2. The Legislature enacted the Dram Shop Act on June 1, 1987. Act of June 1,
1987, 70thLeg., ch. 303, § 3, 1987 Tex. Gen. Laws 1674, amended by Act of
June 20, 2003, 78th Leg., ch. 456, § 1, 2003 Tex. Gen. Laws 1698, 1698,
amended by Act of June 17, 2005, 79th Leg., ch. 643, § 1, 2005 Tex. Gen. Laws
1617, 1617. Two days later, the Texas Supreme Court decided El Chico v.

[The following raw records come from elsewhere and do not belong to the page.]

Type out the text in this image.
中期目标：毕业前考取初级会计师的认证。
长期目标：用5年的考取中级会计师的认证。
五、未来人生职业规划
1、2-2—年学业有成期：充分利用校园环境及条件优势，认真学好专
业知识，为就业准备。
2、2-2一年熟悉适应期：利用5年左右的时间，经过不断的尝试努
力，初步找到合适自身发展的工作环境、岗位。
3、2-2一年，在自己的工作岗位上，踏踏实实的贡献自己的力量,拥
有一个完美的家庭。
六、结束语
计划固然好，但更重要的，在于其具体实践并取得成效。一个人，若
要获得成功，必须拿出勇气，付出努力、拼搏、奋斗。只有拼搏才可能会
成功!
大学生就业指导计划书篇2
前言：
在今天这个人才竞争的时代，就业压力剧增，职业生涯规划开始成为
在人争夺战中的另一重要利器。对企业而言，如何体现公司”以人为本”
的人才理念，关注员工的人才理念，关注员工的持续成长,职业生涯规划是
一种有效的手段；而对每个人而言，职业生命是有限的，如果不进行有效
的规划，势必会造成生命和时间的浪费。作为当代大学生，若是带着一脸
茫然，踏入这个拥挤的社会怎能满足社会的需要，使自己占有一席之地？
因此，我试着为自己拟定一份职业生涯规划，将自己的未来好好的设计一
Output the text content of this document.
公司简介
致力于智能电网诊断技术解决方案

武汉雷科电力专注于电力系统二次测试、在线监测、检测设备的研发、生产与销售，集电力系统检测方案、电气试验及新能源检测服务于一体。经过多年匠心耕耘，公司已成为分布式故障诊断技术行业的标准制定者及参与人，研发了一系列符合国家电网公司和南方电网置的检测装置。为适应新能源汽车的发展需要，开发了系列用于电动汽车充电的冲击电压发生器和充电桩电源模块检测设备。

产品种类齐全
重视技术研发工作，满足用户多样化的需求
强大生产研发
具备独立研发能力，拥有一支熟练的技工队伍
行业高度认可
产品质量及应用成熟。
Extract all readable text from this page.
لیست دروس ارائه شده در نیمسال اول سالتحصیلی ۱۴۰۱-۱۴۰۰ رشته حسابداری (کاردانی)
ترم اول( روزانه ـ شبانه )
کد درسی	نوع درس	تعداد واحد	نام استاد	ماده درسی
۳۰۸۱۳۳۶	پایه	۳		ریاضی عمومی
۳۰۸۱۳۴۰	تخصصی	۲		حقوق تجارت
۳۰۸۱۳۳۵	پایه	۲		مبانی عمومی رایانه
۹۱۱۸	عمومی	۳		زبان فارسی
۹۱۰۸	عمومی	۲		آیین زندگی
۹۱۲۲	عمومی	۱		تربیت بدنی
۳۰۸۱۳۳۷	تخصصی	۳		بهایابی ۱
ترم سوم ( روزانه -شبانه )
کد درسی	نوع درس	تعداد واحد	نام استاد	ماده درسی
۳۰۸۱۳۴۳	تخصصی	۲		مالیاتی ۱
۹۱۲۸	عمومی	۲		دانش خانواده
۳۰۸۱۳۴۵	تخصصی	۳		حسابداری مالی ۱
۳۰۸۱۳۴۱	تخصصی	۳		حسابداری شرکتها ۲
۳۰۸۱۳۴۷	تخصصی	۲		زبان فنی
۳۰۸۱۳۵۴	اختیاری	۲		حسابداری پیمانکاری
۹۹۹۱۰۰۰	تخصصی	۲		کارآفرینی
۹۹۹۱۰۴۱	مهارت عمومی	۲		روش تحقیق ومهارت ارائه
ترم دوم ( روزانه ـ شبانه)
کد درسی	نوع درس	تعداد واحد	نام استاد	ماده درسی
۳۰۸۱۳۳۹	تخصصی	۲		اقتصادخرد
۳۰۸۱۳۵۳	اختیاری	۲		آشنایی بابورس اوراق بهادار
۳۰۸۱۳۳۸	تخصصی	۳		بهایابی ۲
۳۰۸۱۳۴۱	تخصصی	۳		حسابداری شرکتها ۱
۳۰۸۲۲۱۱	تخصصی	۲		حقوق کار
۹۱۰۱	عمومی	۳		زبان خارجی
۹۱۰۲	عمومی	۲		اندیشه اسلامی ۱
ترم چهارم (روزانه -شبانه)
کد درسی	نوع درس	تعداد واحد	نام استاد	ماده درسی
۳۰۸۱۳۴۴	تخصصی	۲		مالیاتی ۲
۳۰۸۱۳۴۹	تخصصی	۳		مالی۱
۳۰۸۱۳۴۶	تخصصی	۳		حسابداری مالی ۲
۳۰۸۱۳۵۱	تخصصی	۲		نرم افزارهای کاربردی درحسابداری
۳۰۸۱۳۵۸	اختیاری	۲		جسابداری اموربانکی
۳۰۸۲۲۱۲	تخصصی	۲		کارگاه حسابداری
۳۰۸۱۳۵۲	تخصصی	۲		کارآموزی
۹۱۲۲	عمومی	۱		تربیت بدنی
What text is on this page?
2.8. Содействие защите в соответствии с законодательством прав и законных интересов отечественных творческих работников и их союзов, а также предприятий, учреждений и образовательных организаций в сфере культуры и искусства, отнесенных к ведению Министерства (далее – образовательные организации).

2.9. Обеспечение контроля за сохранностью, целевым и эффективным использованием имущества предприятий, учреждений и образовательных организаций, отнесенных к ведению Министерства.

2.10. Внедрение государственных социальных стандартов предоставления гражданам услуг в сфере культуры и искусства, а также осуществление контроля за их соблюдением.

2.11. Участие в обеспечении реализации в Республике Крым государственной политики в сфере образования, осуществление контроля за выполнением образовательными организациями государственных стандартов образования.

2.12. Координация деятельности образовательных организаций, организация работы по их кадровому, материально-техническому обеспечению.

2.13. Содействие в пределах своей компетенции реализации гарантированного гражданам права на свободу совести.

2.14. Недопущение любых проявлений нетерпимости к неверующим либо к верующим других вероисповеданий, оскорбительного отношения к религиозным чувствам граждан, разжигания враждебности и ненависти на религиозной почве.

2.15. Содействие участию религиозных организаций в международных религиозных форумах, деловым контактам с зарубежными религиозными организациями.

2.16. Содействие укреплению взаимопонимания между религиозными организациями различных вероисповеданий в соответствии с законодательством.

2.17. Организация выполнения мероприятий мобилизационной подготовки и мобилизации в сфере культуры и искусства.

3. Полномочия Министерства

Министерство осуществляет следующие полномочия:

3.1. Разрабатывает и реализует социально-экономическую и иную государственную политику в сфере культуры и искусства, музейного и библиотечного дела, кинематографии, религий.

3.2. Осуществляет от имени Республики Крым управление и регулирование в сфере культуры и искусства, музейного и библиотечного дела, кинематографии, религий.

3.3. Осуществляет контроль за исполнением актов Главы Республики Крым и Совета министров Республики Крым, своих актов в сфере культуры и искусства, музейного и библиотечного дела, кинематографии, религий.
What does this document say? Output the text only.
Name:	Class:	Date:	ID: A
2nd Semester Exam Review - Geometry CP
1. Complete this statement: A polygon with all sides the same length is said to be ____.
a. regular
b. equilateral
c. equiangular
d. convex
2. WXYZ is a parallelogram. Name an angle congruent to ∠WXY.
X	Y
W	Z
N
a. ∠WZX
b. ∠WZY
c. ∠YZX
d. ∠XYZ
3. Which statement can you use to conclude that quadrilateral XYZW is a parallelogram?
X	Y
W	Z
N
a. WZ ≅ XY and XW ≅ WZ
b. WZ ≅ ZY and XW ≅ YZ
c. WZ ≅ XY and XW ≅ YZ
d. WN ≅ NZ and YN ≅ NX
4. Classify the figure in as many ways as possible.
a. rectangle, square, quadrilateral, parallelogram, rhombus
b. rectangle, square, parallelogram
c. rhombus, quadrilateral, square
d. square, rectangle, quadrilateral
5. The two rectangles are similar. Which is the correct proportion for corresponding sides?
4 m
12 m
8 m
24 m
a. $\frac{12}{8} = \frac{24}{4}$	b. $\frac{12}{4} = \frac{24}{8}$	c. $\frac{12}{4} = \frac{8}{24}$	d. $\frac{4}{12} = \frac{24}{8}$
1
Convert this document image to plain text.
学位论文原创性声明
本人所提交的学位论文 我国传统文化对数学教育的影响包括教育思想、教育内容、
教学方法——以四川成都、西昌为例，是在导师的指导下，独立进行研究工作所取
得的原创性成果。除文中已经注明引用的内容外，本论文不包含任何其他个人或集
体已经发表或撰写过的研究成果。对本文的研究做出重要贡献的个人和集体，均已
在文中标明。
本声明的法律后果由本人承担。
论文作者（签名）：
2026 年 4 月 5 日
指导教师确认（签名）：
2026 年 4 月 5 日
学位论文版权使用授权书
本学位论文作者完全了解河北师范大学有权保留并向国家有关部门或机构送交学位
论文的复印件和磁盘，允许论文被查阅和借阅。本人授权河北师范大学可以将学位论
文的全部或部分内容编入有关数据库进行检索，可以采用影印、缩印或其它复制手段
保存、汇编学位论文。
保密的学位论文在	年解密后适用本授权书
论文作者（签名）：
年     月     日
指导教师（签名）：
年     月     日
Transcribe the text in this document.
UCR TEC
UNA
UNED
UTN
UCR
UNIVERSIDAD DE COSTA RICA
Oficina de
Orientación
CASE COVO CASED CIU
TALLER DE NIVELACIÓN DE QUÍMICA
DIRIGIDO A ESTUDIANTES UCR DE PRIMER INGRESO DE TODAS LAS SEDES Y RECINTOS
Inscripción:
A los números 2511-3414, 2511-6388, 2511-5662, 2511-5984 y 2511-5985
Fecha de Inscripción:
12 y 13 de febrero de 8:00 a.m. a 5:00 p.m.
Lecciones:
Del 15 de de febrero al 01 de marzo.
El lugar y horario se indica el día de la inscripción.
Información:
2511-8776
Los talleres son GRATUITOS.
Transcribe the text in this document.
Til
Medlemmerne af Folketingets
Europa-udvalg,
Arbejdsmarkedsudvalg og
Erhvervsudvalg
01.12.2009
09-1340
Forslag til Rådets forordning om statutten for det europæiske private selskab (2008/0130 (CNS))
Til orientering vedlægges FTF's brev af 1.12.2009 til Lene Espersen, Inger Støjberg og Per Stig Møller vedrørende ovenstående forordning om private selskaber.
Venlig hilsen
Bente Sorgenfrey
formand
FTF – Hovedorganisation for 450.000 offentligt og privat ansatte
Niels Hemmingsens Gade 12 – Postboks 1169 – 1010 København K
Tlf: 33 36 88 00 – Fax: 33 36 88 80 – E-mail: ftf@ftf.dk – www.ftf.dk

Poole, 732 S.W.2d 306, 314 (Tex. 1987), in which it stated that providers have
a duty under both common law negligence principles and the newly enacted
Dram Shop Act not to serve alcoholic beverages to a patron when the provider
knows or should know that the patron is intoxicated. However, because the
Dram Shop Act did not go into effect until June 11, 1987, seven days after the
El Chico decision, Texas courts have recognized that the Legislature created
a much more limited statutory cause of action against commercial providers of
alcoholic beverages than El Chico suggests. Smith, 858 S.W.2d at 353.
3. The relevant subsections of 17.50 read:
(b) In a suit filed under this section, each consumer who prevails may
obtain:
(1) the amount of economic damages found
by the trier of fact. If the trier of fact finds
that the conduct of the defendant was
committed knowingly, the consumer may also
recover damages for mental anguish, as found
by the trier of fact, and the trier of fact may
award not more than three times the amount
of economic damages; or if the trier of fact
finds the conduct was committed
intentionally, the consumer may recover
damages for mental anguish, as found by the
trier of fact, and the trier of fact may award
not more than three times the amount of
damages for mental anguish and economic
damages.
. . .
(h) Notwithstanding any other provision of this subchapter, if a
claimant is granted the right to bring a cause of action under this
subchapter by another law, the claimant is not limited to recovery
of economic damages only, but may recover any actual damages
incurred by the claimant, without regard to whether the conduct
of the defendant was committed intentionally. For the purpose of
the recovery of damages for a cause of action described by this
subsection only, a reference in this subchapter to economic
damages means actual damages. In applying Subsection (b)(1) to
an award of damages under this subsection, the trier of fact is
authorized to award a total of not more than three times actual
damages, in accordance with that subsection.